Bund und Länder haben sich außerdem auf schärfere Regeln für Reisen in Corona-Risikogebiete verständigt. Für die Zeit der Pflicht-Quarantäne nach einer "vermeidbaren Reise" in ein solches Gebiet solle den Rückkehrern künftig kein Verdienstausfall gezahlt werden, sagte Bundeskanzlerin Angela Merkel (CDU) am Donnerstag nach Beratungen mit den Ministerpräsidenten. Bund und Länder seien sich einig, dass Reisen in Risikogebiete wegen der hohen Infektionsgefahr "eingeschränkt werden" müssten.

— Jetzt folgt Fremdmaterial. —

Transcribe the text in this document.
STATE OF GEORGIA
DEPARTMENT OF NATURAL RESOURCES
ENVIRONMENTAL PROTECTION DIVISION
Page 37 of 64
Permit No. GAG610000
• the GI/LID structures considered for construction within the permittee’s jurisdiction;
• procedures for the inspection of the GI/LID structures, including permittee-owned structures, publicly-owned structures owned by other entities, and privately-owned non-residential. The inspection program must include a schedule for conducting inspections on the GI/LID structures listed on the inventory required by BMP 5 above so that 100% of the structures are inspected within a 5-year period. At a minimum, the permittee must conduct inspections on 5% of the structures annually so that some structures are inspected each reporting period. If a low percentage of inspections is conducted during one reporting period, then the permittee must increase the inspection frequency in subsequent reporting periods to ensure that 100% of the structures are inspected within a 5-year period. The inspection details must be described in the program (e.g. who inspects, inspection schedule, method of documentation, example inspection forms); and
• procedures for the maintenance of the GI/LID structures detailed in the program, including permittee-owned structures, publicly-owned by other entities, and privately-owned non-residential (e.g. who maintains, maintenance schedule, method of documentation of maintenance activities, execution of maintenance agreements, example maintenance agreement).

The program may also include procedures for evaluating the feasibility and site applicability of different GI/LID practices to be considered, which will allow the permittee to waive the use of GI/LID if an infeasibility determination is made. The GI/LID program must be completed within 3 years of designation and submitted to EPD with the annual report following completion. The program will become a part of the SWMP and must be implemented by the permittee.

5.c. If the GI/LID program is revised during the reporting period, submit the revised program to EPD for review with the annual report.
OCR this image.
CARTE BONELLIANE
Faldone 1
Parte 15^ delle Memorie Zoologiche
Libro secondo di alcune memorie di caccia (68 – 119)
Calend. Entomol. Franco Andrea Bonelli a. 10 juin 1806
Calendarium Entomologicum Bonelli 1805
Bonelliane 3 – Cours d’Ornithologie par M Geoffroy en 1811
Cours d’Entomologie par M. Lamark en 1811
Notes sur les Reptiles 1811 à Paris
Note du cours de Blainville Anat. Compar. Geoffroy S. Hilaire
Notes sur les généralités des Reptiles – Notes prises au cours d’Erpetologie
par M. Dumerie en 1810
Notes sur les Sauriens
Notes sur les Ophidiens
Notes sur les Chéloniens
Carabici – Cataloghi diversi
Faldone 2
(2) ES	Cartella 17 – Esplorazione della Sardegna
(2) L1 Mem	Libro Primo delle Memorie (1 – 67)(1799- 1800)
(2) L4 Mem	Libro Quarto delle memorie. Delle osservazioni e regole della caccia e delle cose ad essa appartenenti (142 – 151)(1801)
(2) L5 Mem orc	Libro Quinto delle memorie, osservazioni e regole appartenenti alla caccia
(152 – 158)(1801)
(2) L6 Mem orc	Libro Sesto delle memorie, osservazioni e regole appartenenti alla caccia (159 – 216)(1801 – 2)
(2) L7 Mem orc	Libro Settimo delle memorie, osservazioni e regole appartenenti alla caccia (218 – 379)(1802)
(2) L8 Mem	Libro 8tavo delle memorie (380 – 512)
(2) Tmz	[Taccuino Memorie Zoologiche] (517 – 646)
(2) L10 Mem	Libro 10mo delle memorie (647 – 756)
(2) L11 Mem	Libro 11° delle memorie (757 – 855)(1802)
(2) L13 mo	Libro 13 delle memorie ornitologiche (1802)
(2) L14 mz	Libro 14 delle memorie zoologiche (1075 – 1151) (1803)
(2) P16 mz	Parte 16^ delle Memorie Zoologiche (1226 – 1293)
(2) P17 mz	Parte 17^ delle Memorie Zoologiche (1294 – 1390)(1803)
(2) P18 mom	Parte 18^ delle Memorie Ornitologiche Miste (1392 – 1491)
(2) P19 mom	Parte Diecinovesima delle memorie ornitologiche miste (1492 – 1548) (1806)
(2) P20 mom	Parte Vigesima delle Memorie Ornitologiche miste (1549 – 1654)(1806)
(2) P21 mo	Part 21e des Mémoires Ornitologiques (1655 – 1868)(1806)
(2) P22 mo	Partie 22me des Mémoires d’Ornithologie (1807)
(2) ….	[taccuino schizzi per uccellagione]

Reiserückkehrer Nicht-Risikogebiete
Die erst vor kurzem eingeführten, kostenlosen Corona-Tests für Einreisende aus Nicht-Risikogebieten sollen zum Ende der Sommerferien mit dem 15. September wieder beendet werden. Söder will dem Vernehmen nach aber an seinem Angebot für kostenlose Tests an Flughäfen, Bahnhöfen und Autobahnen festhalten. Im Freistaat können sich damit auch weiterhin Rückkehrer aus Nicht-Risikogebieten auf das Corona-Virus testen lassen, ohne dafür bezahlen zu müssen.
Großveranstaltungen
Großveranstaltungen, bei denen eine Kontaktverfolgung und die Einhaltung von Hygieneregelungen nicht möglich ist, dürfen bis mindestens Ende Dezember 2020 nicht stattfinden. Zum einheitlichen Umgang mit Zuschauern bei bundesweiten Sportveranstaltungen wird eine Arbeitsgruppe auf Ebene der Chefs der Staatskanzleien eingesetzt. Damit bleibt vorerst offen, ob die Fußball-Bundesliga weiter ihre Spiele vor leeren Zuschauerrängen austragen muss. Ein Verbot würde unter anderem auch die Spitzenvereine im Handball, Basketball und Eishockey empfindlich treffen. Über die Zulassung von Weihnachtsmärkten und Karnevalsveranstaltungen will Merkel erst später entscheiden.
Betreuung kranker Kinder
Gesetzlich Versicherten mit Anspruch auf Kinderkrankengeld sollen in diesem Jahr fünf zusätzliche Tage zur Betreuung eines kranken Kindes gewährt werden. Alleinerziehende sollen zehn zusätzliche Tage dafür bekommen. Der Bund soll dies entsprechend gesetzlich regeln.
Private Feiern
Bei den umstrittenen Feiern im Familien- und Freundeskreis konnten sich Bund und Länder nicht auf bundesweit geltende Obergrenzen für Teilnehmerzahlen einigen. Die Bürger werden gebeten, in jedem Einzelfall kritisch abzuwägen, ob, wie und in welchem Umfang private Feierlichkeiten nötig und vertretbar seien. Diese Feiern gelten als ein Hauptgrund für die zunehmenden Neuinfektionszahlen.